あの後、彼女が作ってくれた夕食を頂き、その後はすぐに自室へ。


約束通り、彼女が部屋に入ってくることはない。

隣の部屋だから物音で分かることだが、今頃は荷解きをしているようだ。


「…誰もが幸せになれる曲、か」


今の気分はどうだろう。

…部屋の外では『マスター』として振る舞う。奴らの、計画通りになんてならない。

誘惑になんて乗らない。…機械的に振る舞う。


「…機械的になる曲。……いや、幸せとは程遠い。……そうじゃなくて………かなしい?」


今の感情。機械的になる…それよりも、そう。ーーを深く知る、その糸口を手に取ることができない、かなしみ。

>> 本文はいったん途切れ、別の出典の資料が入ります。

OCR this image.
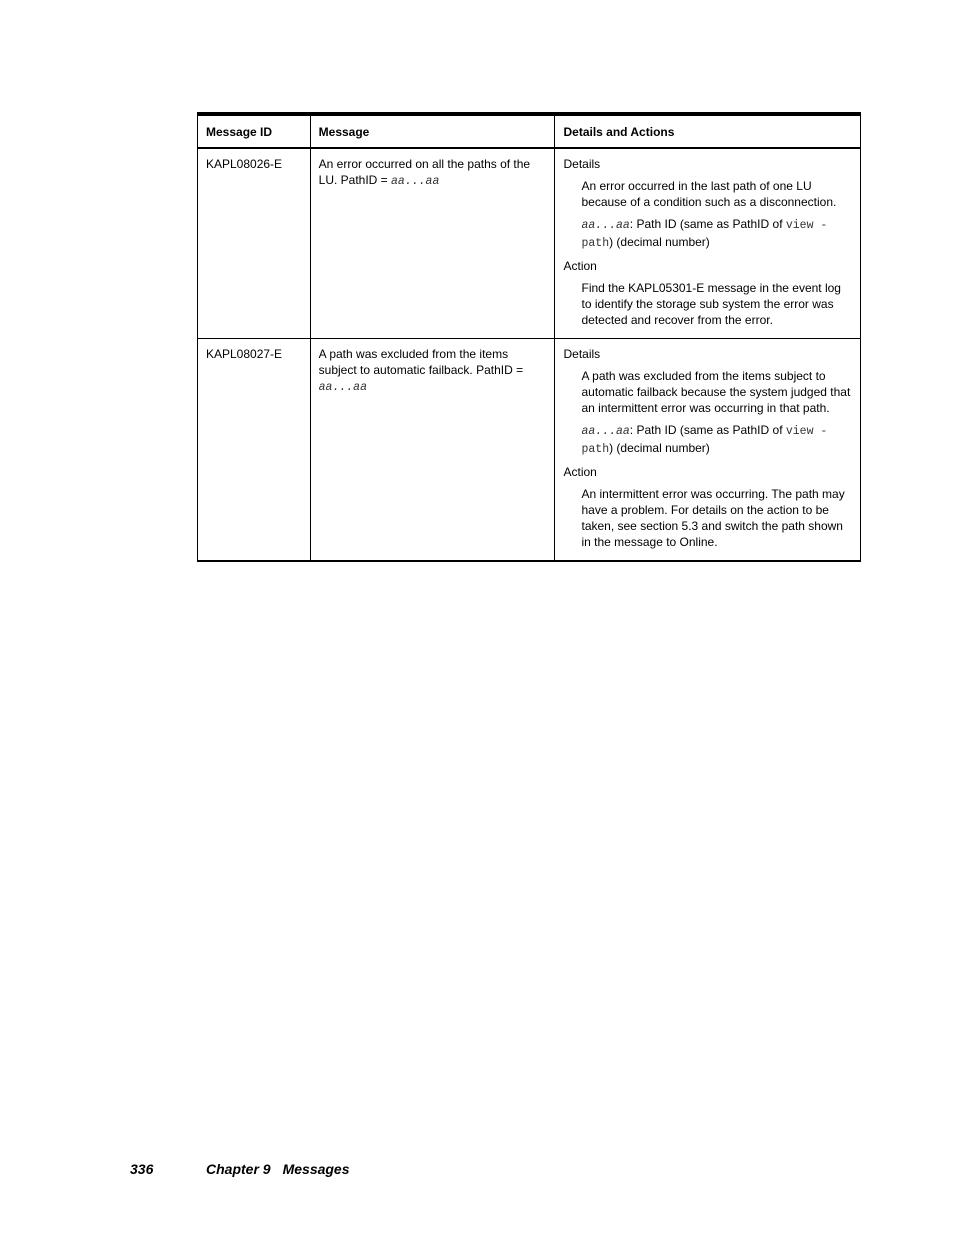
Message ID	Message	Details and Actions
KAPL08026-E	An error occurred on all the paths of the LU. PathID = aa...aa	Details
An error occurred in the last path of one LU because of a condition such as a disconnection.
aa...aa: Path ID (same as PathID of view -path) (decimal number)
Action
Find the KAPL05301-E message in the event log to identify the storage sub system the error was detected and recover from the error.

KAPL08027-E	A path was excluded from the items subject to automatic failback. PathID = aa...aa	Details
A path was excluded from the items subject to automatic failback because the system judged that an intermittent error was occurring in that path.
aa...aa: Path ID (same as PathID of view -path) (decimal number)
Action
An intermittent error was occurring. The path may have a problem. For details on the action to be taken, see section 5.3 and switch the path shown in the message to Online.
336	Chapter 9 Messages
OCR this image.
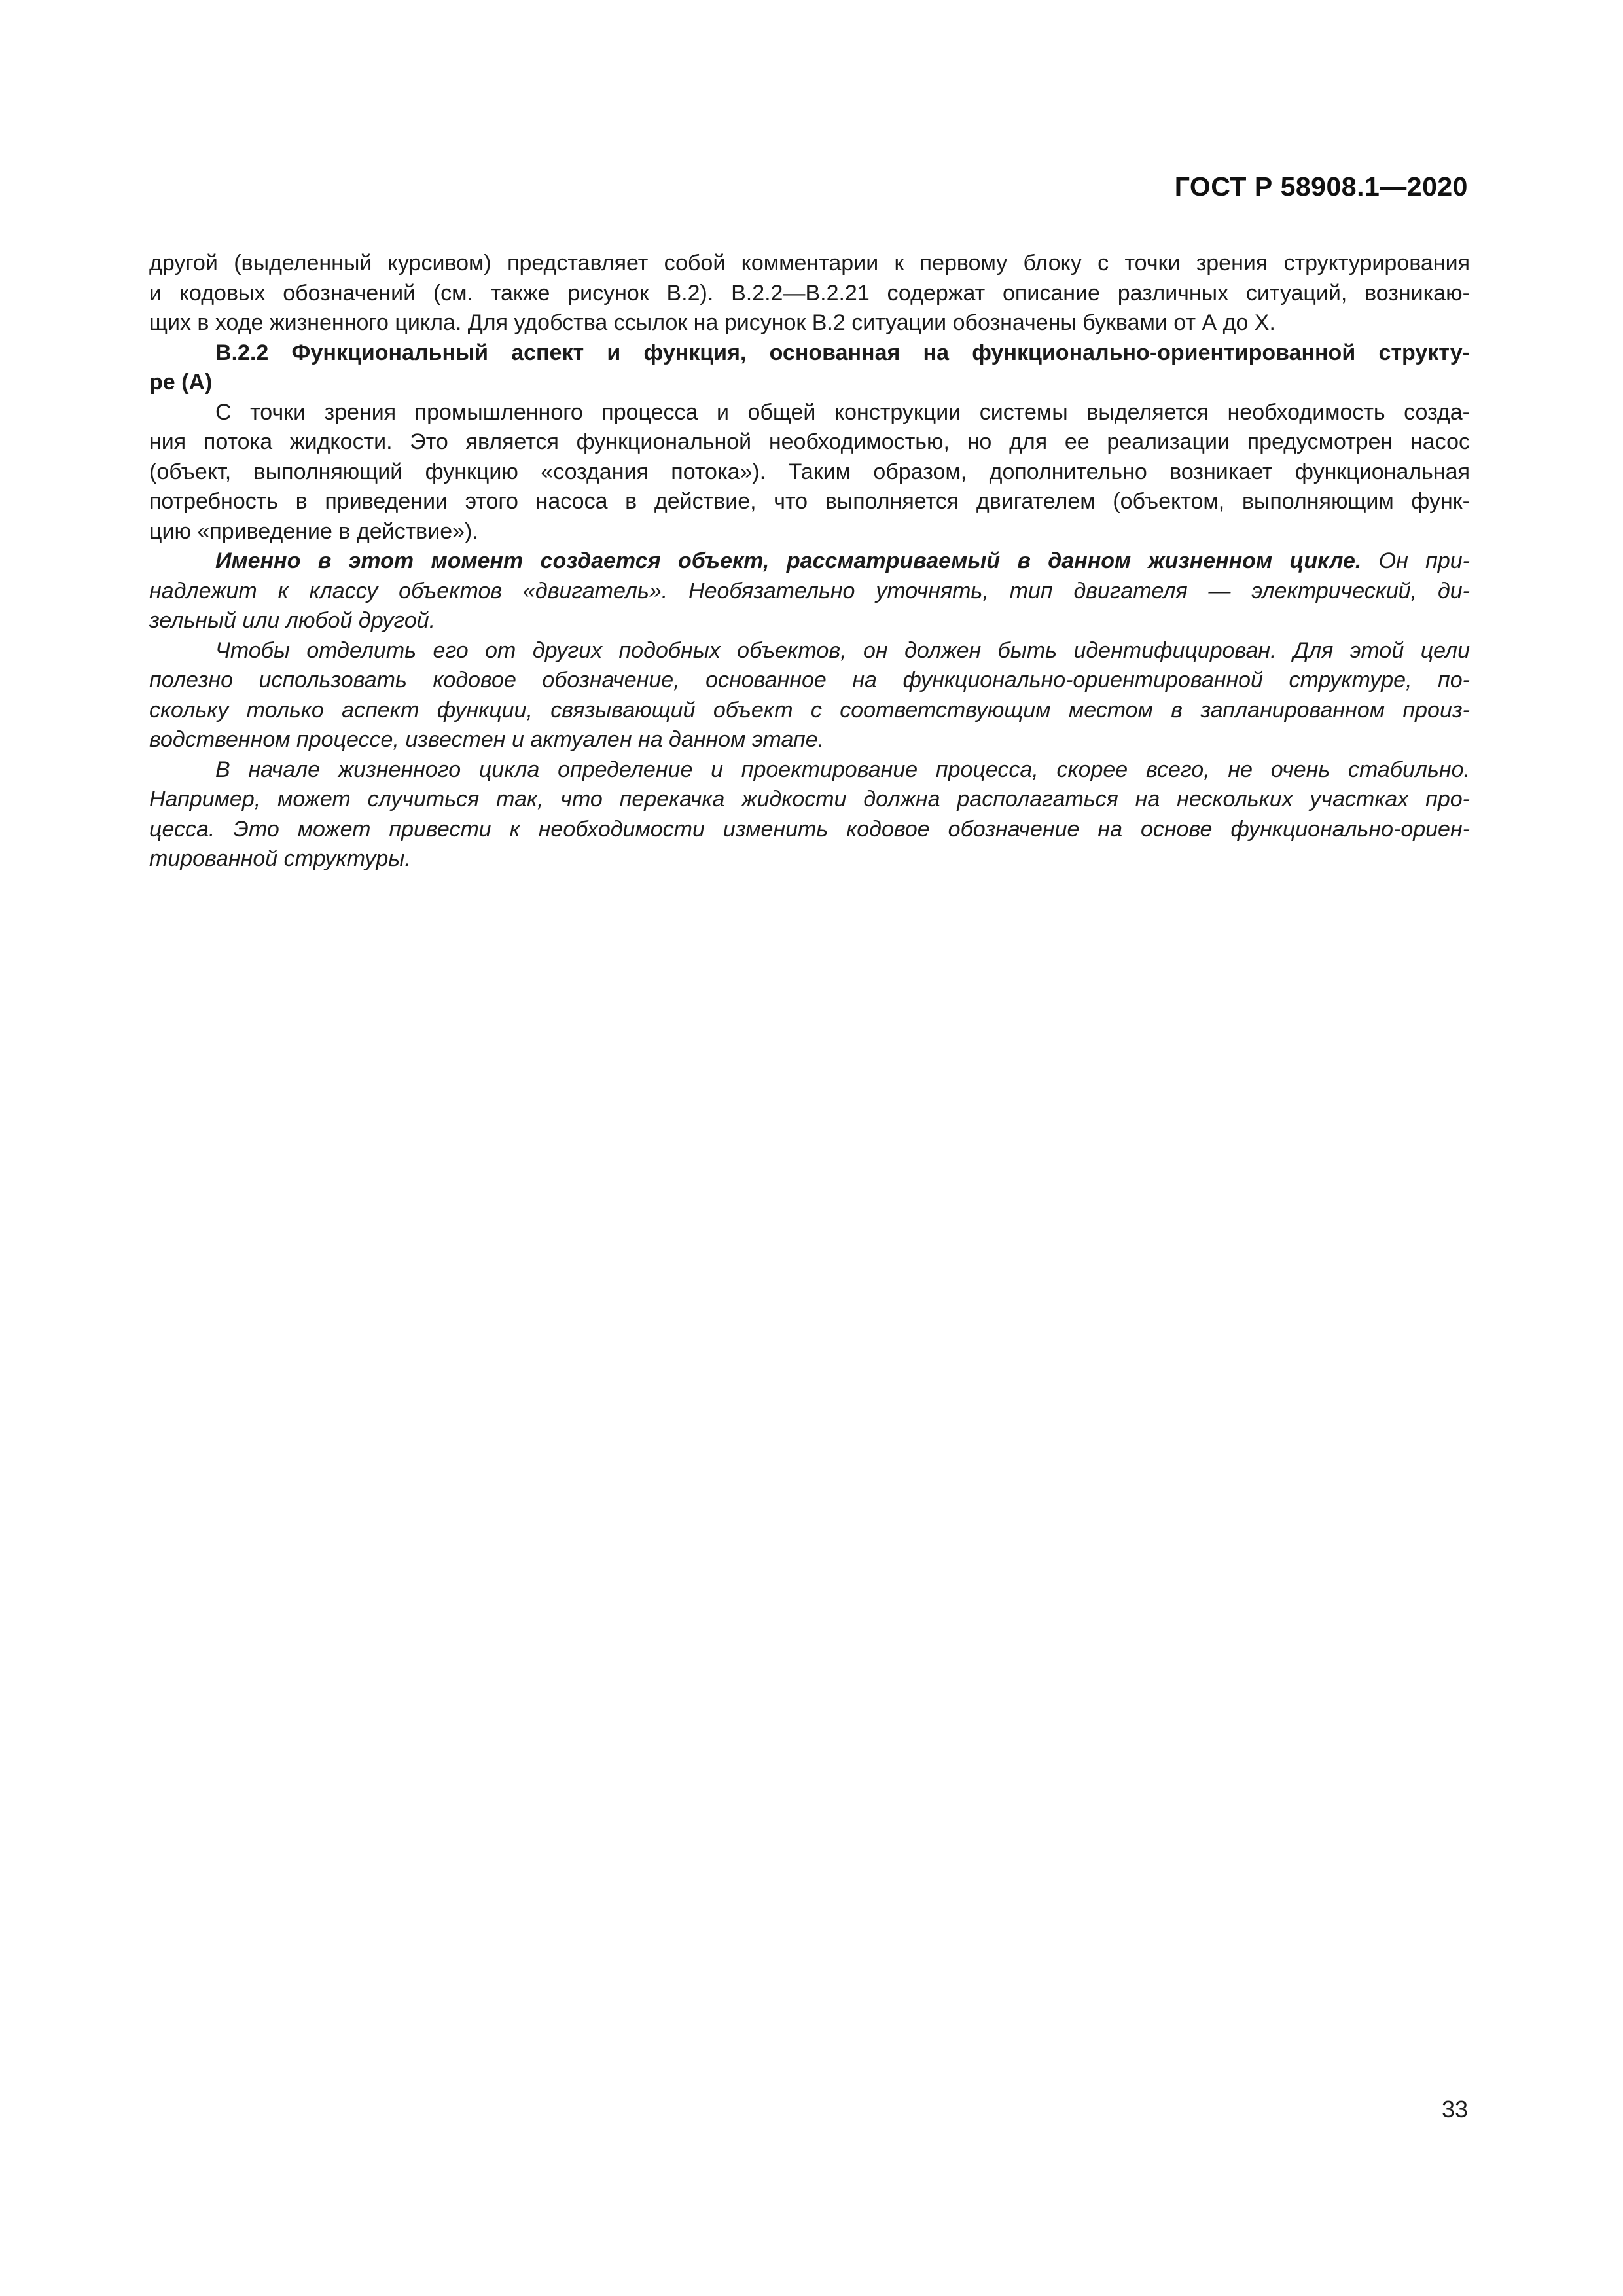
ГОСТ Р 58908.1—2020
другой (выделенный курсивом) представляет собой комментарии к первому блоку с точки зрения структурирования
и кодовых обозначений (см. также рисунок В.2). В.2.2—В.2.21 содержат описание различных ситуаций, возникаю-
щих в ходе жизненного цикла. Для удобства ссылок на рисунок В.2 ситуации обозначены буквами от А до Х.
В.2.2 Функциональный аспект и функция, основанная на функционально-ориентированной структу-
ре (А)
С точки зрения промышленного процесса и общей конструкции системы выделяется необходимость созда-
ния потока жидкости. Это является функциональной необходимостью, но для ее реализации предусмотрен насос
(объект, выполняющий функцию «создания потока»). Таким образом, дополнительно возникает функциональная
потребность в приведении этого насоса в действие, что выполняется двигателем (объектом, выполняющим функ-
цию «приведение в действие»).
Именно в этот момент создается объект, рассматриваемый в данном жизненном цикле. Он при-
надлежит к классу объектов «двигатель». Необязательно уточнять, тип двигателя — электрический, ди-
зельный или любой другой.
Чтобы отделить его от других подобных объектов, он должен быть идентифицирован. Для этой цели
полезно использовать кодовое обозначение, основанное на функционально-ориентированной структуре, по-
скольку только аспект функции, связывающий объект с соответствующим местом в запланированном произ-
водственном процессе, известен и актуален на данном этапе.
В начале жизненного цикла определение и проектирование процесса, скорее всего, не очень стабильно.
Например, может случиться так, что перекачка жидкости должна располагаться на нескольких участках про-
цесса. Это может привести к необходимости изменить кодовое обозначение на основе функционально-ориен-
тированной структуры.
33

非現実(的なイベント)との遭遇。正直言って、かなりキツい。


だが…だが、そうだ。

1チャンなんてあるわけがない。住む世界が違う。いや、そもそも、人間としての値段が違い過ぎる。桁がいくつ違うのか、数えるのも億劫になる。


携帯のカメラを起動して、インカメラを起動する。

…自分の、顔を見る。


「…よし」


最悪な気分になってきた。


デスクトップに置かれた1つのアプリ。長らく起動していなかったそれが、今ようやく開かれた。